А детали «славных дел» тогда Пантелеймон Кондратьевич вникать не стал, но и о тракторном заводе, и о кислородных машинах, и о многом другом первый секретарь обкома был в курсе, а потому, даже не пытаясь что-то «заранее придумать», пригласил девочку в кабинет и предупредил секретаря:
— Меня ни для кого нет пока мы с… Яной Петрович не закончим. Яна, ты голодная? Сообразите что-нибудь девочке перекусить…

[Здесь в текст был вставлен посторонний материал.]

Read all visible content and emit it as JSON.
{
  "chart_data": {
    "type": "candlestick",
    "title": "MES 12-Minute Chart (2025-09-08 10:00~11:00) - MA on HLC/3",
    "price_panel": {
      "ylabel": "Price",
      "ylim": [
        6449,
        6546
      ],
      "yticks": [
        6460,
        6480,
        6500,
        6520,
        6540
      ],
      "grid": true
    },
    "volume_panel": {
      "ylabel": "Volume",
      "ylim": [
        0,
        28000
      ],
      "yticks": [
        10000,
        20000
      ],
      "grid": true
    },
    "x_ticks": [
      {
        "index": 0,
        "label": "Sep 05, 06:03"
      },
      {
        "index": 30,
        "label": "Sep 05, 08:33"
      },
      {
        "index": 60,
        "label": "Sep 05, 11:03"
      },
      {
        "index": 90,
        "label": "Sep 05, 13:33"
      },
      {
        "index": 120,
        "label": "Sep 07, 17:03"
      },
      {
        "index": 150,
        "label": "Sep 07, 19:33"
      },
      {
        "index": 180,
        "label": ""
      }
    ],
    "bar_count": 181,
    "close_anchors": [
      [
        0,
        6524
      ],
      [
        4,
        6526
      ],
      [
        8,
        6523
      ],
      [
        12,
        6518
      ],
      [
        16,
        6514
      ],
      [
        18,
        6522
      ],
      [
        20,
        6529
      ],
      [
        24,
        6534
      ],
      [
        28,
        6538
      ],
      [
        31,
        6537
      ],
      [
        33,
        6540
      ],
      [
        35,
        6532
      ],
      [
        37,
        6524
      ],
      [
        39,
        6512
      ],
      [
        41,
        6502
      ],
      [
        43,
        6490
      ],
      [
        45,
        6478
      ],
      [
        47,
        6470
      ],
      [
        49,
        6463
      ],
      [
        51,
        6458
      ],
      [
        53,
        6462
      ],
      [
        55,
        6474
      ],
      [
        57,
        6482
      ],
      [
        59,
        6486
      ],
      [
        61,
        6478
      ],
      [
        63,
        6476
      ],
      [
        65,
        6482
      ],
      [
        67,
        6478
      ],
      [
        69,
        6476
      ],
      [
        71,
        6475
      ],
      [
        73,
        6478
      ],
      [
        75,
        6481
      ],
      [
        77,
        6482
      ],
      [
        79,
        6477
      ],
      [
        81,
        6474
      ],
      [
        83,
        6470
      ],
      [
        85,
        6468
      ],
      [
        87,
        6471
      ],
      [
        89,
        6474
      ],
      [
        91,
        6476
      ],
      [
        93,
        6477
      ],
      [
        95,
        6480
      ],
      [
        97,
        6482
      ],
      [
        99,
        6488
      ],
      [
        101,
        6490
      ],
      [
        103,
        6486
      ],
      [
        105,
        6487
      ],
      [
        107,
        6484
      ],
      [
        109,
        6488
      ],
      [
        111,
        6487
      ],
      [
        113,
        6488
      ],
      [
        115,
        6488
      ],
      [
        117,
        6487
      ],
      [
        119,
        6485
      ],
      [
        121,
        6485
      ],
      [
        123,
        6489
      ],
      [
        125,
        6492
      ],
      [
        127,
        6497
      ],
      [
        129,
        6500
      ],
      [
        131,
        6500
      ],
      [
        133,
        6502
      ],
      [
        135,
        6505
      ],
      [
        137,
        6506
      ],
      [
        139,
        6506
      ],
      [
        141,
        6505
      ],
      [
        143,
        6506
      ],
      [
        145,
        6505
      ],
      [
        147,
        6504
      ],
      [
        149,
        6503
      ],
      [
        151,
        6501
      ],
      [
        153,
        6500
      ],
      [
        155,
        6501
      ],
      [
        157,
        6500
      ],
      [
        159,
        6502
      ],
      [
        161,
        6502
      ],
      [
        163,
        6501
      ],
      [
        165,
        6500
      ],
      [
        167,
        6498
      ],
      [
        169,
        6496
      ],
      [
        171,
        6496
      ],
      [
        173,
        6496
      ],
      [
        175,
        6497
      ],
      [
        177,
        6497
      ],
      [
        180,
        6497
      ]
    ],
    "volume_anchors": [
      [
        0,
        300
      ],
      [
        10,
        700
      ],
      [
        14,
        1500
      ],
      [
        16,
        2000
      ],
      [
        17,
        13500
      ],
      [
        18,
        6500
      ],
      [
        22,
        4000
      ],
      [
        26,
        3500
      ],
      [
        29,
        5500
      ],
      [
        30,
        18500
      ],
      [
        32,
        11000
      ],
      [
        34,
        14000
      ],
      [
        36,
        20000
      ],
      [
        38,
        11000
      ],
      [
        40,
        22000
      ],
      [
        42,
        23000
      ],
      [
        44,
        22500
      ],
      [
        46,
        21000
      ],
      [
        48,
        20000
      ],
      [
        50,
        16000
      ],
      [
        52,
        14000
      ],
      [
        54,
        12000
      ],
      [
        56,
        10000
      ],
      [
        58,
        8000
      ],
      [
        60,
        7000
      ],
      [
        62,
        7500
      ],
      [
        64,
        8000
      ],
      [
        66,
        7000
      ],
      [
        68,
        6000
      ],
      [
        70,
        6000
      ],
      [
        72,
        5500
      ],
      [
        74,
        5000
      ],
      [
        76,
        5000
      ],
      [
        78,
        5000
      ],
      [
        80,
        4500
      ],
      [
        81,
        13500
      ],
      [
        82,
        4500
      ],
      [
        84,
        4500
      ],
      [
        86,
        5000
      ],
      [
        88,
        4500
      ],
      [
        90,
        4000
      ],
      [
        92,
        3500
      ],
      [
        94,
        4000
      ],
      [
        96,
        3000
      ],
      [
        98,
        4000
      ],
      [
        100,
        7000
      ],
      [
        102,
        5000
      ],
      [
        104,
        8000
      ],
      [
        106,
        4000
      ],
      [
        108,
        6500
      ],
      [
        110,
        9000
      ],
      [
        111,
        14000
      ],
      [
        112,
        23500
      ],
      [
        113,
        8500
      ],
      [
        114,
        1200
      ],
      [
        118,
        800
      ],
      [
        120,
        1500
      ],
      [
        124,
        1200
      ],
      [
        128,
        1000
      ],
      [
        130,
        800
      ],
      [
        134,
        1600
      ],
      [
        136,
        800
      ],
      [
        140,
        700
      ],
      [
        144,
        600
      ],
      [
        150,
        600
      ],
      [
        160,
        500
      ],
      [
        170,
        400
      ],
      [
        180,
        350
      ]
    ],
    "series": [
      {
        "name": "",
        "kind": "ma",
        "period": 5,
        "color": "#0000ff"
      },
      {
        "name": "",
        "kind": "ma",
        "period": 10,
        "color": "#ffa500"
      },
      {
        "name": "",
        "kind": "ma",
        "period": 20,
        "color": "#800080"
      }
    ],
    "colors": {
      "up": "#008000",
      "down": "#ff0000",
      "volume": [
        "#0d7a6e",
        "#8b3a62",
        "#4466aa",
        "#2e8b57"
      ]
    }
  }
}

А затем, усадив пионерку в кресло, он стал внимательно слушать — и уже через пару минут понял, что «партизан» придумал что-то очень интересное. И даже не противозаконное. А еще через пятнадцать минут он, вызвав машину
и распорядившись отвезти девочку домой, он позвонил товарищу Пономаренко: в рамках своей области он мог, пожалуй, все, предлагаемое «партизаном» сделать — но ведь этого будет маловато, а вот если все это проделать по всем областям республики…Сдав последний зачет, Алексей зашел в ректорат и сообщил товарищу Лихачеву:
— Добрый день, Андрей Гаврилович, и я рад сообщить, что день сегодня по-настоящему добрый. Вопрос с финансированием строительства жилых домов для преподавателей практически решен…
— Домов, вы говорите? Но фонды нам выделены только на один…
— При необходимости фонды тоже появятся, а все прочее от вас зависит. Товарищ Пономаренко предложил простую схему: Если институт принимает — после экзаменов, конечно — двести белорусских студентов, то получается один жилой дом. Если от каждой области будет принято по тридцать студентов — то есть общим счетом триста шестьдесят — то два, и все фонды на второй дом Белоруссия изыщет. А если у вас получится взять шестьсот человек, то домов уже будет три, и не таких, как сейчас для работников фабрики строятся, а шестиэтажных. С лифтами и прочими прелестями цивилизации.
— Очень интересно, но шестьсот человек…
— С новыми общежитиями институт иногородних может принять уже почти четыре тысячи…
— Тоже верно. А когда нужно будет договор подписывать? И где? В смысле, мне придется в Белоруссию ехать или в представительстве…
— Никаких формальных договоров никто подписывать не будет. Вполне достаточно того, что я с вам договорюсь.
— Но ведь финансовая сторона…
— Я думаю, что вам вопрос о том, как руководство республики будет рассчитываться с Витебским стройуправлением, вообще беспокоить не должно. Вы общежития на баланс приняли?
— Институт принял…
— А там хоть какие-то сметы фигурировали? И здесь все будет так же.
— Я просто не знаю…
— В министерстве предложение о наборе студентов на местах вы согласовали?
— Да, им очень идея понравилась. Ведь о том, что в институт можно иногородних почти в десять раз больше принять, в «Правде» сообщать не будут, а набирать студентов, едва экзамены на «удовлетворительно» сдать сумевших, в медицинский…
— Ну и отлично. Хотя один договор все же подписать придется, но как раз в представительстве. По поводу командировок преподавателей, которые там экзамены принимать станут: это ведь не стройка, командировочные через кассу института пройдут. Можно уже завтра туда заехать…
Договоренность с Белоруссией о строительстве ряда зданий в Москве подразумевала, что Алексей потраченные деньги республике чуть позже вернет, из отчислений за изобретения вернет. То есть сам он имел в виду, что из денег, получаемых от уже зарегистрированный «изобретений». Однако белорусские товарищи посчитали иначе. То есть они посчитали (сами, без привлечения товарищей из Москвы) какой эффект дает применение в медицине парацетамола и ибупрофена — и подготовили постановление Совмина республики о выплате Алексею установленных законом авторских вознаграждений — и решили, что затраты на стройку будут возмещены еще до завершения этой самой стройки. Правда «партизану» об этом заранее сообщать не стали.
А Алексей, откровенно говоря, заботился о «счастье советских медиков» вовсе не из альтруизма. Он вдруг понял, что на самом деле хочет стать хорошим врачом — а для этого нужно, чтобы и преподаватели были хорошими. Очень хорошими, и к тому же испытывающими желание именно Алексею в учебе сильно помочь. Потому что учеба у него шла с огромным напряжением: все же возможность пять раз подряд прослушать одну и ту же лекцию или в операционной повторить операцию до тех пор, пока все не пройдет идеально, у него больше не было. И единственное, что его выручало — так это навык «волчьего сна», который он получил в центре интенсивной подготовки в Академии Дзержинского, но он прекрасно знал, что долго в таком режиме человеку продержаться не получится.